You should be able to power a laptop and a good all-band radio with it.
If you've ever backpacked, keeping the weight of your pack down is paramount.
And your idea of needing a laptop to tour South America is ludicrous. A freaking pencil and notebook weighs 1/10 of the weight of one laptop.
NO ONE NEEDS A LAPTOP WHILE BACKPACKING! NOT ONE PERSON.
The whole reason to backpack into the wilderness is to escape your stupid pointless existence of phones, laptops and pointless office conversation, not to bring it with you.
What nauseates me is that people like you think this is a way to live: Go on a wilderness vacation and bring your cellphone nad laptop with you.
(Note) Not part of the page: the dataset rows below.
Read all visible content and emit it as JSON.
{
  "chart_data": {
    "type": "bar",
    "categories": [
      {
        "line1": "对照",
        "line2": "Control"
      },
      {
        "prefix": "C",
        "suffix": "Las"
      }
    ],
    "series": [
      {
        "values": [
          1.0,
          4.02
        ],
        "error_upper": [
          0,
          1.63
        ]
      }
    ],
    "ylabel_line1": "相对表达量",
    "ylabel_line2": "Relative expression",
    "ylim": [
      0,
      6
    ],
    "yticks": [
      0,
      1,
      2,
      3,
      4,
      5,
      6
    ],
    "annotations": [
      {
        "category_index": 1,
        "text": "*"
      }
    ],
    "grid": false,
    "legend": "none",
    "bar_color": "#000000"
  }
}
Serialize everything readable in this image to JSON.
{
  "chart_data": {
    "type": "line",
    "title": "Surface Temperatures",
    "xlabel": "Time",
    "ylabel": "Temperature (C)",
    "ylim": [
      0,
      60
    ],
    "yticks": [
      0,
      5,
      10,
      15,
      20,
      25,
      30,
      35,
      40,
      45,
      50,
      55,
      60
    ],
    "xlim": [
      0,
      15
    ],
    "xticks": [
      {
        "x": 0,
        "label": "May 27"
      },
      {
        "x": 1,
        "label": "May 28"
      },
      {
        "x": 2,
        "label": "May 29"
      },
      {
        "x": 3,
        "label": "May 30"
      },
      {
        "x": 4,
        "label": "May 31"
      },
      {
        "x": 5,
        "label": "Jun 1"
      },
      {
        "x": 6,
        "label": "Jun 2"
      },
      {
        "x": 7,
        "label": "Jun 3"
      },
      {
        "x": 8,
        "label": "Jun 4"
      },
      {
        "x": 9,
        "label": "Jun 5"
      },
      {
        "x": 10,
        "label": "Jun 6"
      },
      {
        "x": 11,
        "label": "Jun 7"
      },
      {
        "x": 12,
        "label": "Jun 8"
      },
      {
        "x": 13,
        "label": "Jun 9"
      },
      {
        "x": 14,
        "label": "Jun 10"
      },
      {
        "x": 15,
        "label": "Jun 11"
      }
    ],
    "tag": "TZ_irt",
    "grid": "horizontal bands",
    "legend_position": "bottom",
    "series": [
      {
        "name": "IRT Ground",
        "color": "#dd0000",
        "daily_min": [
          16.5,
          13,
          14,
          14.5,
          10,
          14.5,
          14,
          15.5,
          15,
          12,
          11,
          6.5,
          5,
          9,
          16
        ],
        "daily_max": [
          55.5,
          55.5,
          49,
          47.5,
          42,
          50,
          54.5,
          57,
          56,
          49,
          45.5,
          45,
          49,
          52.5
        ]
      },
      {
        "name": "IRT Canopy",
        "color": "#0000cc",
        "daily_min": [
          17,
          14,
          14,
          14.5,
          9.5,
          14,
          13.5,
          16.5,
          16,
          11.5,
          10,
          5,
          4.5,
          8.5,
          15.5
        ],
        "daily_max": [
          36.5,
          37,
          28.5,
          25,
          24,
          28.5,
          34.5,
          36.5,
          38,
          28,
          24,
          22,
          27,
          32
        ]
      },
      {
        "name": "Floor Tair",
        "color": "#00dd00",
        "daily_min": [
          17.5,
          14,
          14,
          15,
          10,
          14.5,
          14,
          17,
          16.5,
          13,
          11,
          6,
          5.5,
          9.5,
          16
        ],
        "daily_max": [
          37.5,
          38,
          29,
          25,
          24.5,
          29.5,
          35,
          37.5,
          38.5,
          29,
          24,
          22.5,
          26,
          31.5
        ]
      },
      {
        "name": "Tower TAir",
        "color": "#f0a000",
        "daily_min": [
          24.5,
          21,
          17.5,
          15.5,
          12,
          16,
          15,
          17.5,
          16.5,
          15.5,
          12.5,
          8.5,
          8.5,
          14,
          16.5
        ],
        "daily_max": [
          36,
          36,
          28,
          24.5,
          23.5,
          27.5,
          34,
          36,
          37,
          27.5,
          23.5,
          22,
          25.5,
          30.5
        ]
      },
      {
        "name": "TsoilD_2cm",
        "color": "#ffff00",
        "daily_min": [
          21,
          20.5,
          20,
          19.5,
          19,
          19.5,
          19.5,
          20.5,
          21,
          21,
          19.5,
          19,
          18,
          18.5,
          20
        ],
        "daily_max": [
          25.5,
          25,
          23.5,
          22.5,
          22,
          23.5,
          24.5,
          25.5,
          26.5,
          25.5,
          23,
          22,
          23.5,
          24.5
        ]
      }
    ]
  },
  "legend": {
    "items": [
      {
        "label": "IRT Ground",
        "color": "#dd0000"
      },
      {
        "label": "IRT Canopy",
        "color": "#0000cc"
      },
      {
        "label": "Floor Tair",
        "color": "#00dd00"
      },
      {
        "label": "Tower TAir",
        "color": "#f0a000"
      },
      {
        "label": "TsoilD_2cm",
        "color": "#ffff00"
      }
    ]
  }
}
I'm so glad that in my travels I never met anyone so unappreciative of the earth's secrets.
c.
It's all in the presentation, man.
You rock and deserve not to pushed off a mountainside by another backpacker because you're using your laptop on the summit.
c.
Hey,
I noticed everyone ripping you for wanting to bring a laptop on your trip, and honestly, I agree. However, when I was trekking in Nepal, I ran in to a young swedish med student who was doing medical research up there, and he was fully strapped with technology. He powered his laptop and crazy medical apparatus with a small gas powered crank-start generator. Now, I warn you, this stuff is heavy, but if you really need juice, for whatever reason, there are portable generators. My advice, get a used Visor, get a GPS springboard, and a GSM springboard. Use them sparingly, and have a great time.